Sharon Stone, who lost two loved ones to COVID-19, slams Joe Rogan for 'risking people's lives with his idiocy'

Sharon Stone has declared she stands with Neil Young when it comes to boycotting Spotify due to its platforming of Joe Rogan's podcast. 

The Oscar-nominated actor, whose godmother and grandmother both died from COVID-19, said she'd be cancelling her Spotify account "in the name of truth" - objecting to the pandemic and vaccine misinformation propagated on The Joe Rogan Experience.

Neil Young pulled his music off the streaming service in protest after nearly 300 doctors, scientists and medical experts signed an open letter demanding Spotify mitigate the "mass-misinformation events" taking place on podcasts like Rogan's. 

Fellow musicians Joni Mitchell and Graham Nash followed suit, while singer and podcaster India Arie also said she would remove her content, citing Rogan's "problematic language around race". 

Not being a musician or podcast host herself, Stone simply told her 225,000 Twitter followers she'd be cancelling her Spotify subscription. As well as losing two family members to COVID-19, Stone's sister and brother-in-law were both hospitalised because of the virus. 

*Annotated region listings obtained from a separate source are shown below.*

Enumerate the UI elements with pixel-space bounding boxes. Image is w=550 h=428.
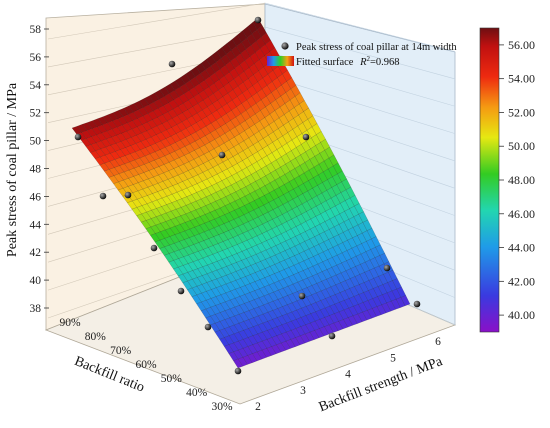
z-tick-label: 52 (30, 108, 42, 120)
scatter-point (124, 191, 132, 199)
colorbar-tick-label: 50.00 (508, 139, 535, 153)
colorbar-ticks: 40.00 42.00 44.00 46.00 48.00 50.00 52.00 54.00… (499, 38, 535, 322)
legend-scatter-label: Peak stress of coal pillar at 14m width (296, 42, 457, 53)
ratio-tick-label: 50% (161, 373, 183, 385)
z-axis-label: Peak stress of coal pillar / MPa (5, 82, 20, 257)
colorbar-tick-label: 48.00 (508, 173, 535, 187)
z-tick-label: 58 (30, 24, 42, 36)
scatter-point (150, 244, 158, 252)
grid-line (264, 50, 456, 107)
colorbar-tick-label: 46.00 (508, 207, 535, 221)
scatter-point (168, 60, 176, 68)
legend-r2-sup: 2 (366, 55, 370, 63)
z-tick-label: 42 (30, 247, 42, 259)
ratio-tick-label: 90% (59, 317, 81, 329)
strength-tick-label: 5 (390, 352, 396, 364)
z-tick-label: 56 (30, 52, 42, 64)
z-tick-label: 46 (30, 191, 42, 203)
z-tick-label: 44 (30, 219, 42, 231)
ratio-tick-label: 40% (186, 387, 208, 399)
scatter-point (99, 192, 107, 200)
z-tick-label: 40 (30, 275, 42, 287)
z-tick-label: 38 (30, 303, 42, 315)
ratio-tick-label: 30% (211, 401, 233, 413)
scatter-point (328, 332, 336, 340)
fitted-surface (71, 17, 411, 369)
grid-line (47, 26, 266, 68)
legend-surface-swatch (267, 56, 294, 66)
ratio-tick-label: 60% (135, 359, 157, 371)
legend-surface-text: Fitted surface R2=0.968 (296, 55, 400, 68)
ratio-tick-label: 70% (110, 345, 132, 357)
scatter-point (413, 300, 421, 308)
scatter-point (383, 264, 391, 272)
scatter-point (254, 16, 262, 24)
z-axis-ticks: 38 40 42 44 46 48 50 52 54 56 58 (30, 24, 49, 315)
legend-r2-label: R (359, 57, 367, 68)
colorbar-tick-label: 44.00 (508, 241, 535, 255)
z-tick-label: 48 (30, 164, 42, 176)
grid-line (264, 74, 456, 134)
strength-tick-label: 3 (300, 385, 306, 397)
grid-line (264, 26, 456, 80)
colorbar-tick-label: 42.00 (508, 274, 535, 288)
legend-scatter-marker (281, 42, 289, 50)
scatter-point (177, 287, 185, 295)
scatter-points (74, 16, 421, 375)
strength-axis-ticks: 2 3 4 5 6 (255, 336, 441, 413)
z-tick-label: 50 (30, 136, 42, 148)
scatter-point (74, 133, 82, 141)
scatter-point (234, 367, 242, 375)
colorbar-tick-label: 54.00 (508, 72, 535, 86)
ratio-tick-label: 80% (85, 331, 107, 343)
strength-tick-label: 2 (255, 401, 261, 413)
strength-tick-label: 4 (345, 369, 351, 381)
scatter-point (298, 292, 306, 300)
z-tick-label: 54 (30, 80, 42, 92)
colorbar-tick-label: 40.00 (508, 308, 535, 322)
scatter-point (302, 133, 310, 141)
grid-line (47, 2, 266, 40)
grid-line (264, 2, 456, 52)
colorbar (479, 27, 500, 333)
strength-tick-label: 6 (435, 336, 441, 348)
scatter-point (218, 151, 226, 159)
legend: Peak stress of coal pillar at 14m width … (267, 42, 457, 68)
colorbar-tick-label: 56.00 (508, 38, 535, 52)
ratio-axis-ticks: 90% 80%70%60% 50%40%30% (59, 317, 233, 413)
legend-surface-label: Fitted surface (296, 57, 354, 68)
surface-cell (400, 295, 411, 307)
legend-r2-value: =0.968 (370, 57, 400, 68)
scatter-point (204, 323, 212, 331)
colorbar-tick-label: 52.00 (508, 105, 535, 119)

Speaking to a TMZ photographer who asked her about the situation while she was out in Beverly Hills, Stone pointed out that she has long worked as an activist in the field of infectious diseases such as HIV and AIDS, and has worked with the US Chief Medical Advisor Dr Anthony Fauci "for decades". 

"I'm an infectious disease worker who has won the Nobel Peace summit Award for my work in infectious disease, Harvard Awards, Einstein Awards, you know these kinds of things," she said. 

The Basic Instinct star went on to rubbish Rogan's claims he was simply sharing his own "opinions" and those of guests like Dr Peter McCullough and Dr Robert Malone, who have both been widely derided by experts for making false and unsubstantiated claims about the pandemic. 

"I just want to say COVID is not an opinion-based situation and Mr Rogan thinking that his opinion or a disclaimer for the lives that he personally has affected and caused losses of, it's not an opinion," Stone told TMZ. 

"Mr Rogan is risking people's lives with his idiocy and his professing that his thoughts about COVID are opinions, they aren't opinions." 

Stone said COVID and infectious diseases are "fact-based situations", saying that her thoughts on the matter come from her experience of "working in overcrowded laboratories with people risking their lives to save other people's lives." 

"I've stood by the bedsides of dying people for the last 25 years. I don't know how many of these people's opinions come with fact-based experience," she said, referring to celebrities like Dwyane 'The Rock' Johnson, who came out in support of Rogan.

Amid mounting pressure from both the public and the artists who provide content for the platform, Spotify announced they would be updating their rules and adding a content advisory to podcast episodes that discussed COVID-19. 

"He should put a disclaimer that he's an asshole and that his behaviour is dangerous," Stone said.